Would be nice to have some documentation on where to find the logs of what's actually going on when the cluster is starting (docker logs shows exactly the same output as above).

— You are receiving this because you were mentioned. Reply to this email directly, view it on GitHub https://github.com/Azure/service-fabric-issues/issues/1428#issuecomment-462015005, or mute the thread https://github.com/notifications/unsubscribe-auth/ACsMVQGbW2S5LuPPbMeiEdH2gy_MNmRjks5vLlqsgaJpZM4aUMru .

-- Med vennligst hilsen / Best regards, Alexey V. Zimarev

tastyeggs commented 5 years ago

That's not the case for me; I've verified, and set it to 150G. I've also exec'ed into the docker container at this point, and there's plenty of free space.

It was the issue on my first attempt (on a different machine), which upon solving ended up working.

tastyeggs commented 5 years ago

@suhuruli would be nice to get some advice on this.

This is blocking further adoption of Service Fabric within my company, as some members of my team are running Macs.

anantshankar17 commented 5 years ago

Hi @tastyeggs, can you please exec into your container and do a "df -h" and share the output ? I suspect this could be the docker overlay which is eating up the space on one of your impacted machines.
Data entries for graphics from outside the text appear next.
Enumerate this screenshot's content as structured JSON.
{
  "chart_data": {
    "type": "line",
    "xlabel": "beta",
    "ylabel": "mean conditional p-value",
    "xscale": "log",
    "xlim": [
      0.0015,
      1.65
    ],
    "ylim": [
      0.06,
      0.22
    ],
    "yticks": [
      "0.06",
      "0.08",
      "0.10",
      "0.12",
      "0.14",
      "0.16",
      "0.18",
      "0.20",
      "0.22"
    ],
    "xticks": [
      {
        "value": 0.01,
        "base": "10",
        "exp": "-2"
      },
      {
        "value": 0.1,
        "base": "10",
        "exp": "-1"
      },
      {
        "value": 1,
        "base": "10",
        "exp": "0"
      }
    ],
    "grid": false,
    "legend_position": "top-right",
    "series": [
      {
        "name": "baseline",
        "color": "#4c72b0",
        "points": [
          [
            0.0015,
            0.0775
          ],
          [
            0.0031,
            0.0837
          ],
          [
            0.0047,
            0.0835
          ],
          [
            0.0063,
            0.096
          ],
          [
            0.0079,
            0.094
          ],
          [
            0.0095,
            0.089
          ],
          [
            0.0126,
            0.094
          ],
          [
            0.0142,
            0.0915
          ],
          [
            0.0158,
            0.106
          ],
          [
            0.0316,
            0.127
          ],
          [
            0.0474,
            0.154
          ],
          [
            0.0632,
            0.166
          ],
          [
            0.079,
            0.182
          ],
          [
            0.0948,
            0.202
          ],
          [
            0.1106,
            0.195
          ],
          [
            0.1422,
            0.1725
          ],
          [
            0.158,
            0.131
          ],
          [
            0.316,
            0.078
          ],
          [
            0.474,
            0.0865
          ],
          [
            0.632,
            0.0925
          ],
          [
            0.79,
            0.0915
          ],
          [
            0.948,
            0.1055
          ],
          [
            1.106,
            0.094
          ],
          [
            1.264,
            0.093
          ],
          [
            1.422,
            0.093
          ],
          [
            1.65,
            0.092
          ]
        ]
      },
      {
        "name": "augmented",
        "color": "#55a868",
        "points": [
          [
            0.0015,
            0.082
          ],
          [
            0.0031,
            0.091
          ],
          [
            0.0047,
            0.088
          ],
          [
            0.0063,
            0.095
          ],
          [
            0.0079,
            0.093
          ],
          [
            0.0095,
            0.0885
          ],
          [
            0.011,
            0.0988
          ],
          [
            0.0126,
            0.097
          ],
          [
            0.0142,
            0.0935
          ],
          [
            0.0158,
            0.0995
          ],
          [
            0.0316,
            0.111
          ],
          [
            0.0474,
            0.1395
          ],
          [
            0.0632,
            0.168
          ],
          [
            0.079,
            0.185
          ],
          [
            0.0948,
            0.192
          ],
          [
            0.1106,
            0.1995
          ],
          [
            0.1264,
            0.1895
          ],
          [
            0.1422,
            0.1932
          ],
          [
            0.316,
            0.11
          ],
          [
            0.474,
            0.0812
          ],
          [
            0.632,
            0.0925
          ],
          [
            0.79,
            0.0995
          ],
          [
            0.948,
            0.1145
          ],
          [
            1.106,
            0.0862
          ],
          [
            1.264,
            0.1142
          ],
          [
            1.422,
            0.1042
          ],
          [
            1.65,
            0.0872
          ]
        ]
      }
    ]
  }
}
So even if the docker setting allows you to set the max disk space to 150G for the docker overlay, that doesnt mean it has 150G free disk space available on the disk. The docker setting have a docker.raw disk image location, what is the size of that ? Can you do a df -h for the root of the path where the docker.raw resides ? If the docker overlay itself is eating a lot of space then there isnt enough free space at the docker.raw image location and the container would not work properly. This could be the issue in that case: https://github.com/docker/for-mac/issues/2297. A quick mitigation would be to reset docker to the factory settings. You may also look at this for other ways of reducing disk usage: https://djs55.github.io/jekyll/update/2017/11/27/docker-for-mac-disk-space.html. Let us know.

alexeyzimarev commented 5 years ago

@tastyeggs why are you asking me? I have the same issue.

tastyeggs commented 5 years ago

@alexeyzimarev that was accidental tagging, sorry!

@anantshankar17, I'm sadly not able to reproduce this anymore, after I rebooted my Mac. I'm going to repeat the process on a fresh mac and will report back if I hit the same issue. Thanks for your guidance.